The consequence of this difference for the windowing process is that additional examples in the window of a decision tree learner will have a strong influence on the selection of tests at all levels of the tree. In particular, all examples have an equal influence on the selection of the root attribute. Thus, windowing's way of skewing the example distribution may cause significant changes in the learned tree. Separate-and-conquer rule learning algorithms, on the other hand, evaluate a rule using only the examples that are covered by it. As no examples will be added for an already correctly learned rule, the evaluation of this rule will not change if more examples are added to the window by incorrect rules. There might be some changes in the evaluation of some of its tests, because an incomplete rule can cover some of the uncovered positive examples or covered negative examples that were added in the last iteration of the windowing algorithm, but in general we think that this influence is not nearly as significant as for decision tree learning algorithms, where it is certain that each added example will influence the evaluation of the tests at the root of the tree.

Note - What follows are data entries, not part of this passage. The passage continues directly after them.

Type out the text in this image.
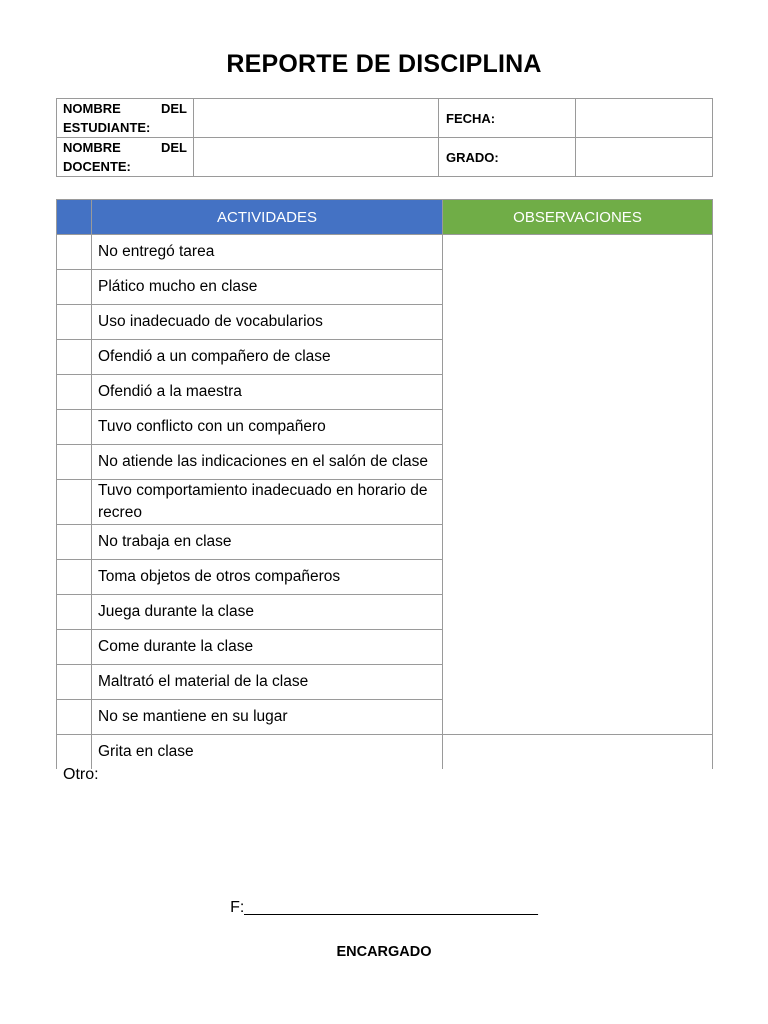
REPORTE DE DISCIPLINA
NOMBRE DEL
ESTUDIANTE:		FECHA:	

NOMBRE DEL
DOCENTE:		GRADO:	
	ACTIVIDADES	OBSERVACIONES
	No entregó tarea	
	Plático mucho en clase	
	Uso inadecuado de vocabularios	
	Ofendió a un compañero de clase	
	Ofendió a la maestra	
	Tuvo conflicto con un compañero	
	No atiende las indicaciones en el salón de clase	
	Tuvo comportamiento inadecuado en horario de recreo	
	No trabaja en clase	
	Toma objetos de otros compañeros	
	Juega durante la clase	
	Come durante la clase	
	Maltrató el material de la clase	
	No se mantiene en su lugar	
	Grita en clase	
Otro:
F:_________________________________
ENCARGADO
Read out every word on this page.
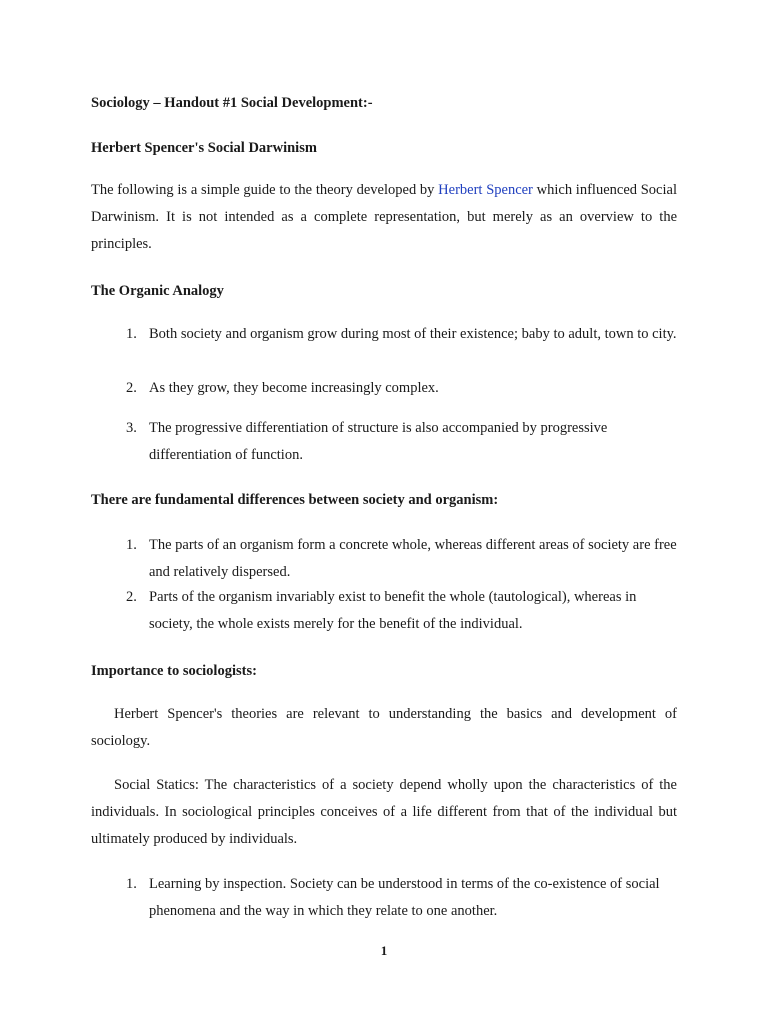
Sociology – Handout #1 Social Development:-
Herbert Spencer's Social Darwinism
The following is a simple guide to the theory developed by Herbert Spencer which influenced Social Darwinism. It is not intended as a complete representation, but merely as an overview to the principles.
The Organic Analogy
1. Both society and organism grow during most of their existence; baby to adult, town to city.
2. As they grow, they become increasingly complex.
3. The progressive differentiation of structure is also accompanied by progressive differentiation of function.
There are fundamental differences between society and organism:
1. The parts of an organism form a concrete whole, whereas different areas of society are free and relatively dispersed.
2. Parts of the organism invariably exist to benefit the whole (tautological), whereas in society, the whole exists merely for the benefit of the individual.
Importance to sociologists:
Herbert Spencer's theories are relevant to understanding the basics and development of sociology.
Social Statics: The characteristics of a society depend wholly upon the characteristics of the individuals. In sociological principles conceives of a life different from that of the individual but ultimately produced by individuals.
1. Learning by inspection. Society can be understood in terms of the co-existence of social phenomena and the way in which they relate to one another.
1
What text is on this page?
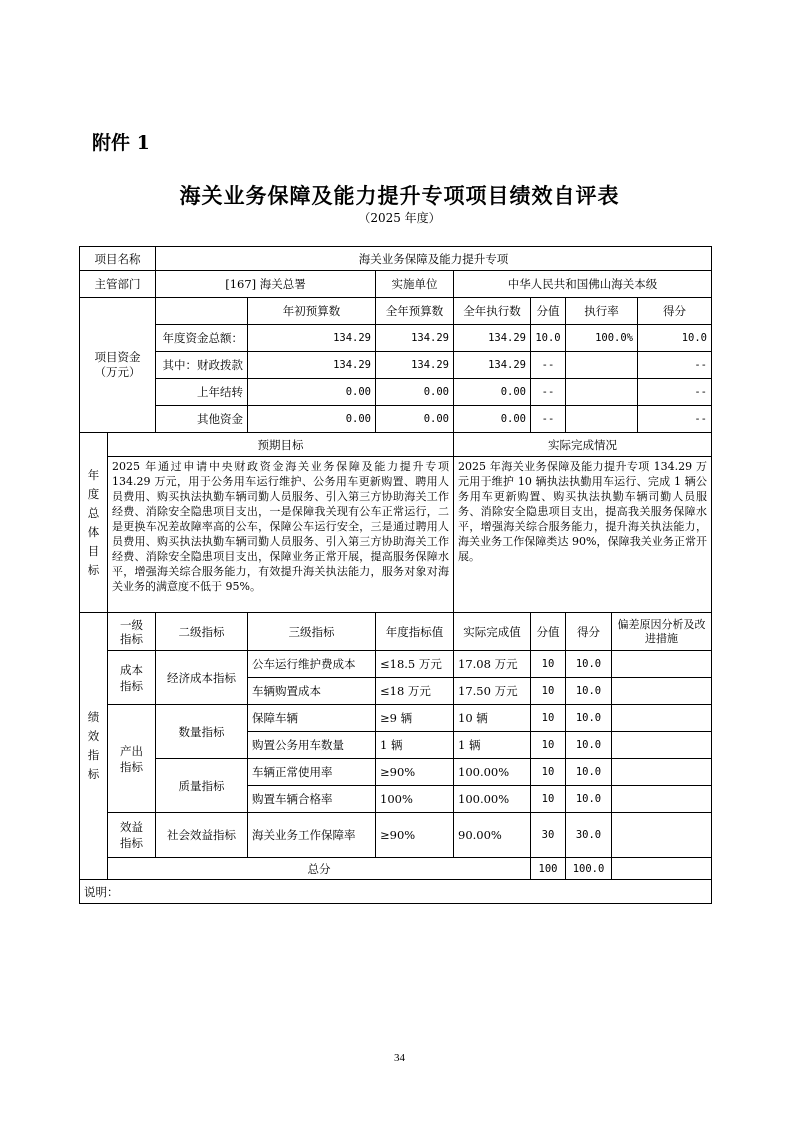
附件 1
海关业务保障及能力提升专项项目绩效自评表
（2025 年度）
项目名称		海关业务保障及能力提升专项							
主管部门		[167] 海关总署		实施单位	中华人民共和国佛山海关本级				
项目资金（万元）			年初预算数	全年预算数	全年执行数	分值	执行率		得分
		年度资金总额：	134.29	134.29	134.29	10.0	100.0%		10.0
		其中：财政拨款	134.29	134.29	134.29	--			--
		上年结转	0.00	0.00	0.00	--			--
		其他资金	0.00	0.00	0.00	--			--
年度总体目标	预期目标				实际完成情况				
	2025 年通过申请中央财政资金海关业务保障及能力提升专项 134.29 万元，用于公务用车运行维护、公务用车更新购置、聘用人员费用、购买执法执勤车辆司勤人员服务、引入第三方协助海关工作经费、消除安全隐患项目支出，一是保障我关现有公车正常运行，二是更换车况差故障率高的公车，保障公车运行安全，三是通过聘用人员费用、购买执法执勤车辆司勤人员服务、引入第三方协助海关工作经费、消除安全隐患项目支出，保障业务正常开展，提高服务保障水平，增强海关综合服务能力，有效提升海关执法能力，服务对象对海关业务的满意度不低于 95%。				2025 年海关业务保障及能力提升专项 134.29 万元用于维护 10 辆执法执勤用车运行、完成 1 辆公务用车更新购置、购买执法执勤车辆司勤人员服务、消除安全隐患项目支出，提高我关服务保障水平，增强海关综合服务能力，提升海关执法能力，海关业务工作保障类达 90%，保障我关业务正常开展。				
绩效指标	一级指标	二级指标	三级指标	年度指标值	实际完成值	分值	得分	偏差原因分析及改进措施	
	成本指标	经济成本指标	公车运行维护费成本	≤18.5 万元	17.08 万元	10	10.0		
			车辆购置成本	≤18 万元	17.50 万元	10	10.0		
	产出指标	数量指标	保障车辆	≥9 辆	10 辆	10	10.0		
			购置公务用车数量	1 辆	1 辆	10	10.0		
		质量指标	车辆正常使用率	≥90%	100.00%	10	10.0		
			购置车辆合格率	100%	100.00%	10	10.0		
	效益指标	社会效益指标	海关业务工作保障率	≥90%	90.00%	30	30.0		
	总分					100	100.0		
说明：									
34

More evidence for the sensitivity of ID3 to changes in the example distribution also comes from some experiments with C4.5 [53], where it turned out that changing windowing in a way that makes the class distribution in the initial window as uniform as possible produces better results.7 As discussed above, we believe that this sensitivity is caused by the need of decision tree algorithms to optimize the class distribution in all successor nodes of an interior node. On the other hand, different class distributions will only have a minor effect on separate-and-conquer learners, because they are learning one rule at a time. Adding uncovered positive examples to the current window will not alter the evaluation of rules that do not cover the new examples, but it may cause the selection of a new root node in decision tree learning. We hypothesize from these deliberations that for windowing, rule learning algorithms exhibit more stability than decision tree learning algorithms. This, in turn, can lead to better run-times because the newly added examples will not interact with the parts of theory that have already been learned well.